Logowanie jednokrotne oparte na protokole SAML: konfiguracja i ograniczenia
Z tego artykułu dowiesz się, jak skonfigurować aplikację na potrzeby logowania jednokrotnego opartego na protokole SAML przy użyciu identyfikatora Microsoft Entra ID. W tym artykule opisano mapowanie użytkowników na określone role aplikacji na podstawie reguł i ograniczeń, które należy wziąć pod uwagę podczas mapowania atrybutów. Obejmuje również certyfikaty podpisywania SAML, szyfrowanie tokenów SAML, weryfikację podpisu żądania SAML i niestandardowych dostawców oświadczeń.
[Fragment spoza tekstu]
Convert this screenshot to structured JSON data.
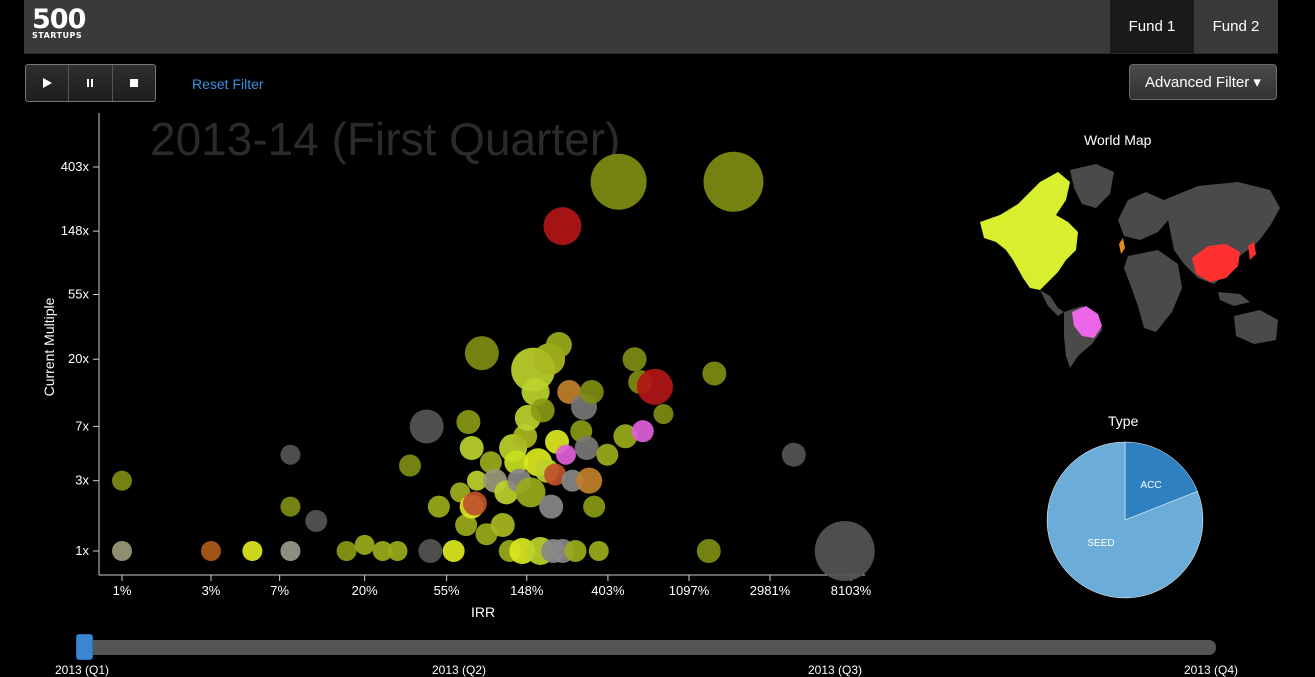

Aplikacje korzystające z protokołu SAML 2.0 do uwierzytelniania można skonfigurować na potrzeby logowania jednokrotnego opartego na protokole SAML. Za pomocą logowania jednokrotnego opartego na protokole SAML można mapować użytkowników na określone role aplikacji na podstawie reguł zdefiniowanych w oświadczeniach SAML.
Aby skonfigurować aplikację SaaS na potrzeby logowania jednokrotnego opartego na protokole SAML, zobacz Szybki start: konfigurowanie logowania jednokrotnego opartego na protokole SAML.
Wiele aplikacji SaaS zawiera samouczek specyficzny dla aplikacji, który przeprowadzi Cię przez konfigurację logowania jednokrotnego opartego na protokole SAML.
Migracja niektórych aplikacji jest prosta. Aplikacje z bardziej złożonymi wymaganiami, takimi jak oświadczenia niestandardowe, mogą wymagać dodatkowej konfiguracji w usłudze Microsoft Entra ID i/lub Microsoft Entra Połączenie Health. Aby uzyskać informacje o obsługiwanych mapowaniach oświadczeń, zobacz Jak dostosować oświadczenia emitowane w tokenach dla określonej aplikacji w dzierżawie (wersja zapoznawcza).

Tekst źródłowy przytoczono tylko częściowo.